Additional Information and Where to Find It

 

The tender offer described in this document has not yet commenced. This document is for informational purposes only and is neither an offer to purchase nor a solicitation of an offer to sell shares of Immunomedics, nor is it a substitute for any tender offer materials that Gilead, the purchaser or Immunomedics will file with the SEC. A solicitation and an offer to buy shares of Immunomedics will be made only pursuant to an offer to purchase and related materials that Gilead intends to file with the SEC.

 

 

Page 3

 

At the time the tender offer is commenced, Gilead will file a Tender Offer Statement on Schedule TO with the SEC, and Immunomedics will file a Solicitation/Recommendation Statement on Schedule 14D-9 with the SEC with respect to the tender offer.

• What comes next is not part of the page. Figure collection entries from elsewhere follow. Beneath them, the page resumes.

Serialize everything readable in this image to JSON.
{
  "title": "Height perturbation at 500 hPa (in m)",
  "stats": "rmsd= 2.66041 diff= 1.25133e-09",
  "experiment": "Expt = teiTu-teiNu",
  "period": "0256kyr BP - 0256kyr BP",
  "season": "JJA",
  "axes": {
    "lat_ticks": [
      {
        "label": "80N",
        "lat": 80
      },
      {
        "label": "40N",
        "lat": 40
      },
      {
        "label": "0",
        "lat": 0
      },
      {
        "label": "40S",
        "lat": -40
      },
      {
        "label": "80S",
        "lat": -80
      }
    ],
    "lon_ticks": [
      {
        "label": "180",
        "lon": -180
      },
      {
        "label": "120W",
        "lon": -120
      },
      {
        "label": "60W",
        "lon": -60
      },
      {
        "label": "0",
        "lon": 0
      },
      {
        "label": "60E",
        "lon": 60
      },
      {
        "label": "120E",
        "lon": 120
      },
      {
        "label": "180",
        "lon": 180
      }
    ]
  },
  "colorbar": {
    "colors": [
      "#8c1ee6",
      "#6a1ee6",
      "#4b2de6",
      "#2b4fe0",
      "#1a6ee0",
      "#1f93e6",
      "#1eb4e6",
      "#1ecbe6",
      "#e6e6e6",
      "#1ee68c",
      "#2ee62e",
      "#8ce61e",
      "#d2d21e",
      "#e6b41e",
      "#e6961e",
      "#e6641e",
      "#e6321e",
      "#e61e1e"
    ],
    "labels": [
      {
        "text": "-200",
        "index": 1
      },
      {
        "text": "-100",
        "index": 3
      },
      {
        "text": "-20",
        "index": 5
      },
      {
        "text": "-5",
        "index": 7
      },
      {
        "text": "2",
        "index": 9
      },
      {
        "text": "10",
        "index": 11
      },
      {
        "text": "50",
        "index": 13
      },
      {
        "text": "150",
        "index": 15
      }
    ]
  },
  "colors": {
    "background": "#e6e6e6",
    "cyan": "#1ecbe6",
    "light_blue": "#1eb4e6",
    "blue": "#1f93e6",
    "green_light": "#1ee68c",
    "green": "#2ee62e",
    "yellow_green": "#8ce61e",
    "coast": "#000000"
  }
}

IMMUNOMEDICS’ STOCKHOLDERS AND OTHER INVESTORS ARE URGED TO READ THE TENDER OFFER MATERIALS (INCLUDING AN OFFER TO PURCHASE, A RELATED LETTER OF TRANSMITTAL AND CERTAIN OTHER TENDER OFFER DOCUMENTS) AND THE SOLICITATION/RECOMMENDATION STATEMENT BECAUSE THEY WILL CONTAIN IMPORTANT INFORMATION WHICH SHOULD BE READ CAREFULLY BEFORE ANY DECISION IS MADE WITH RESPECT TO THE TENDER OFFER. The Offer to Purchase, the related Letter of Transmittal and certain other tender offer documents, as well as the Solicitation/Recommendation Statement, will be sent to all stockholders of Immunomedics at no expense to them. The Tender Offer Statement and the Solicitation/Recommendation Statement will be made available for free at the SEC’s web site at www.sec.gov. Additional copies may be obtained for free by contacting Gilead or Immunomedics. Free copies of these materials and certain other offering documents will be made available by Gilead by mail to Gilead Sciences, Inc., 333 Lakeside Drive, Foster City, CA 94404, attention: Investor Relations, by phone at 1-800-GILEAD-5 or 1-650-574-3000, or by directing requests for such materials to the information agent for the offer, which will be named in the Tender Offer Statement. Copies of the documents filed with the SEC by Immunomedics will be available free of charge under the “Investors” section of Immunomedics’ internet website at Immunomedics.com. In addition to the Offer to Purchase, the related Letter of Transmittal and certain other tender offer documents, as well as the Solicitation/Recommendation Statement, Gilead and Immunomedics file annual, quarterly and current reports, proxy statements and other information with the SEC. Gilead’s and Immunomedics’ filings with the SEC are also available for free to the public from commercial document-retrieval services and at the website maintained by the SEC at www.sec.gov.